* A description of the data
describe
* Report summary statistics for the variables
summarize
* More detailed information on the variables
codebook
* You can summarize variable information by categories
summarize salary if finance == 1
summarize salary if finance == 0
* Here is the regression of salary on roe in Chapter 2 of the Wooldridge
* textbook
regress salary roe
* Retrieve the predicted values and the residuals of the regression
predict salaryhat
predict e, residual
* Plot the fitted regression. There are some pretty obvious outliers in the
* regression fit.
scatter salary roe || line salaryhat roe
* Examine the largest and smallest of studentized residuals to
* determine if there are some strong outliers.
predict rstu, rstu
* the "hilo" function has to be downloaded from
* http://www.ats.ucla.edu/stat/stat/ado/analysis
* It is not a part of the standard installation of STATA
hilo rstu salary, show (5)
histogram e, normal
* Test the residuals for normality. They are not normally distributed. See
* the sktest restult below.
sktest e
* Produce a Box Plot of the residuals
graph box e
* One possible way to treat the outliers in the original fit is to look at
* the salary variable for unusual observations
* Notice that the salary variable is not normally distributed
histogram salary, normal
* Let us try to address the outlier issue by taking the log of salary
* as the dependent variable. Notice there are still a few very large salaries.
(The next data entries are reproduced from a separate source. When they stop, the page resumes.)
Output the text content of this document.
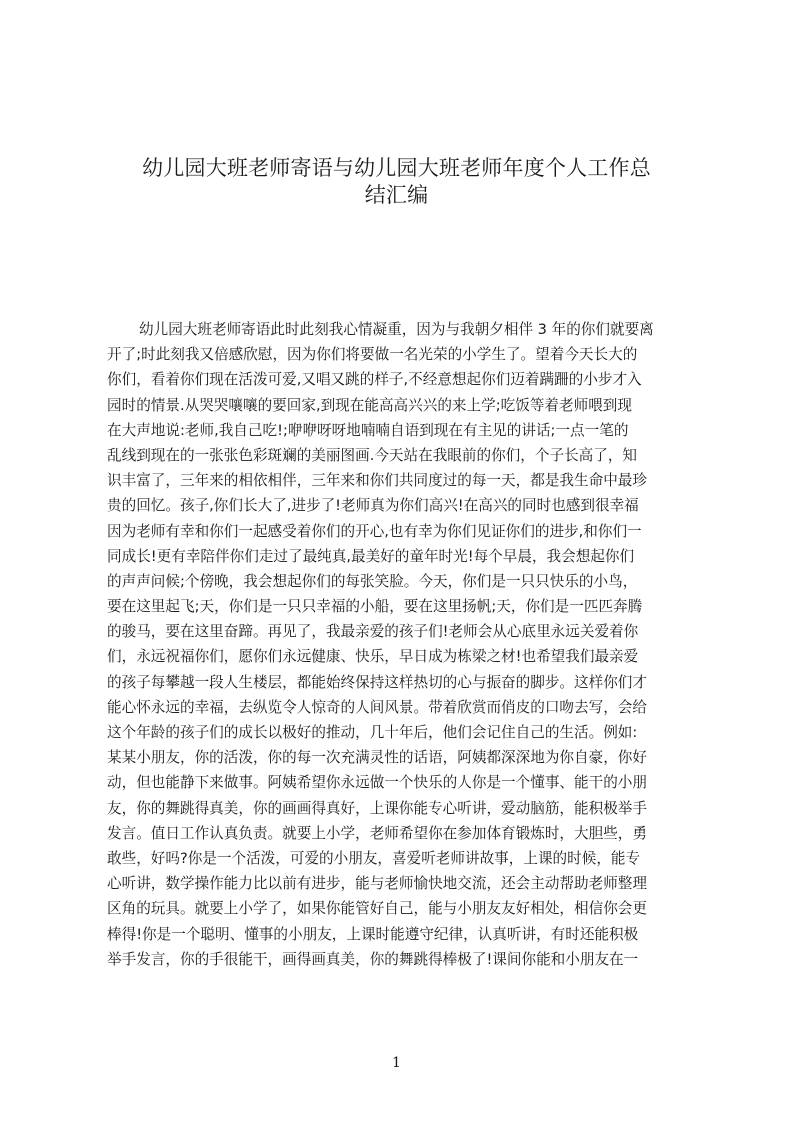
幼儿园大班老师寄语与幼儿园大班老师年度个人工作总
结汇编
幼儿园大班老师寄语此时此刻我心情凝重，因为与我朝夕相伴 3 年的你们就要离
开了;时此刻我又倍感欣慰，因为你们将要做一名光荣的小学生了。望着今天长大的
你们，看着你们现在活泼可爱,又唱又跳的样子,不经意想起你们迈着蹒跚的小步才入
园时的情景.从哭哭嚷嚷的要回家,到现在能高高兴兴的来上学;吃饭等着老师喂到现
在大声地说:老师,我自己吃!;咿咿呀呀地喃喃自语到现在有主见的讲话;一点一笔的
乱线到现在的一张张色彩斑斓的美丽图画.今天站在我眼前的你们，个子长高了，知
识丰富了，三年来的相依相伴，三年来和你们共同度过的每一天，都是我生命中最珍
贵的回忆。孩子,你们长大了,进步了!老师真为你们高兴!在高兴的同时也感到很幸福
因为老师有幸和你们一起感受着你们的开心,也有幸为你们见证你们的进步,和你们一
同成长!更有幸陪伴你们走过了最纯真,最美好的童年时光!每个早晨，我会想起你们
的声声问候;个傍晚，我会想起你们的每张笑脸。今天，你们是一只只快乐的小鸟，
要在这里起飞;天，你们是一只只幸福的小船，要在这里扬帆;天，你们是一匹匹奔腾
的骏马，要在这里奋蹄。再见了，我最亲爱的孩子们!老师会从心底里永远关爱着你
们，永远祝福你们，愿你们永远健康、快乐，早日成为栋梁之材!也希望我们最亲爱
的孩子每攀越一段人生楼层，都能始终保持这样热切的心与振奋的脚步。这样你们才
能心怀永远的幸福，去纵览令人惊奇的人间风景。带着欣赏而俏皮的口吻去写，会给
这个年龄的孩子们的成长以极好的推动，几十年后，他们会记住自己的生活。例如:
某某小朋友，你的活泼，你的每一次充满灵性的话语，阿姨都深深地为你自豪，你好
动，但也能静下来做事。阿姨希望你永远做一个快乐的人你是一个懂事、能干的小朋
友，你的舞跳得真美，你的画画得真好，上课你能专心听讲，爱动脑筋，能积极举手
发言。值日工作认真负责。就要上小学，老师希望你在参加体育锻炼时，大胆些，勇
敢些，好吗?你是一个活泼，可爱的小朋友，喜爱听老师讲故事，上课的时候，能专
心听讲，数学操作能力比以前有进步，能与老师愉快地交流，还会主动帮助老师整理
区角的玩具。就要上小学了，如果你能管好自己，能与小朋友友好相处，相信你会更
棒得!你是一个聪明、懂事的小朋友，上课时能遵守纪律，认真听讲，有时还能积极
举手发言，你的手很能干，画得画真美，你的舞跳得棒极了!课间你能和小朋友在一
1
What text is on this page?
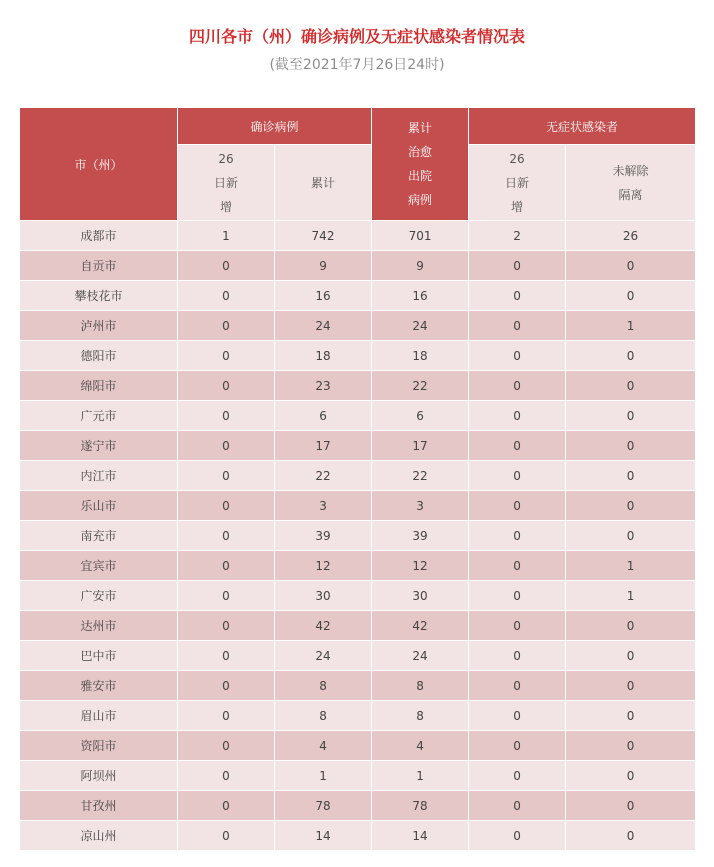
四川各市（州）确诊病例及无症状感染者情况表
(截至2021年7月26日24时)
市（州）	确诊病例		累计治愈出院病例	无症状感染者	
	26日新增	累计		26日新增	未解除隔离
成都市	1	742	701	2	26
自贡市	0	9	9	0	0
攀枝花市	0	16	16	0	0
泸州市	0	24	24	0	1
德阳市	0	18	18	0	0
绵阳市	0	23	22	0	0
广元市	0	6	6	0	0
遂宁市	0	17	17	0	0
内江市	0	22	22	0	0
乐山市	0	3	3	0	0
南充市	0	39	39	0	0
宜宾市	0	12	12	0	1
广安市	0	30	30	0	1
达州市	0	42	42	0	0
巴中市	0	24	24	0	0
雅安市	0	8	8	0	0
眉山市	0	8	8	0	0
资阳市	0	4	4	0	0
阿坝州	0	1	1	0	0
甘孜州	0	78	78	0	0
凉山州	0	14	14	0	0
* See the below histogram.
histogram lsalary, normal
* Now let us use lsalary for our subsequent dependent variable
regress lsalary roe
* Examine the largest and smallest of studentized residuals to
* determine if there are some strong outliers.
predict rstu_log, rstu
* the "hilo" function has to be downloaded from
* http://www.ats.ucla.edu/stat/stat/ado/analysis
* It is not a part of the standard installation of STATA
hilo rstu lsalary, show (5)
* Let us eliminate the observations whose studentized residuals are greater
* than three in absolute value.
keep if abs(rstu_log) < 2.33
* Produce a histogram for the lsalary variable and superimpose a normal curve
* on the histogram with the outliers eliminated.
histogram lsalary, normal
* After deleting outliers the lsalary variable appears to be normally
* distributed. See the above histogram and the below sktest for normality.
sktest lsalary
* Produce a Box Plot for the lsalary variable
* Notice there no outliers for the lsalary variable
graph box lsalary
*
* As it turns out the roe variable is highly significant and of the correct
* a priori sign in the lsalary regression without outliers.
* Retrieve the predicted values and the residuals of the lsalary regression
* without the outliers.
regress lsalary roe
predict lsalaryhat
predict loge, residual
* Plot the fitted regression
scatter lsalary roe || line lsalaryhat roe
* Plot the histogram of the residuals and compare to the normal distribution
histogram loge, normal
* Test the residuals for normality. They appear to be normally distributed.
sktest loge
* plot the residuals as a function of the roe variable. A visual check for
* heteroskedasticity in the residuals
scatter loge roe
* Here is a formal test for Heteroskedasticity. There does not appear to
* be heteroskedasticity in the residuals of the regression according to
* the Bruesch/Pagan test
regress lsalary roe
estat hettest
* Just for your information, if there had been heteroskedasticity in the
* residuals of the regression we could have gotten consistent estimates
* of the standard errors of the OLS estimates by using White's
* robust standard errors.
regress lsalary roe, vce(robust)
* Just for the fun of it let's do a multiple regression analysis of the ceo
* data but first let's do a matrix correlation plot looking at the
* relationships between lsalary and the continous variables roe lsales and ros
graph matrix lsalary roe lsales ros
* Also let's do a multicollinearity check of the continous explanatory
* variables roe lsales ros. Multicollinearity does not seem to pose a
* significant problem here. Also see the VIF report below. None of the VIFs
* are greater than 10.
pwcorr lsalary roe lsales ros, sig
* Now on to the multiple regression analysis
regress lsalary roe lsales ros indus finance consprod
estat hettest roe lsales ros
estat vif
* There seems to be heteroskedasticity in the residuals so
* let us proceed with OLS and heteroskedasticity robust (White's) standard
* errors.
regress lsalary roe lsales ros indus finance consprod, vce(robust)
* Using the backward selection technique we can eliminate the ros variable.
regress lsalary roe lsales indus finance consprod, vce(robust)
* Everything looks to be significant. This is our final equation.
*
* Interpretation of coefficients:
* Notice roe is measured in percentages. A one percent increase (decrease)
* in roe gives rise (on average) to a 1.45 percent increase in (decrease)
* in salary.
* A 100% increase (decrease) in sales implies (on average) a 23% increase
* (decrease) in salary.
* Lowest CEO salaries are in the utilities and transportation industries.
* The highest CEO salaries are in the finance industry.
* If one goes from being a utilities CEO to an industrial CEO, one expects
* (on average) a 27% increase in salary.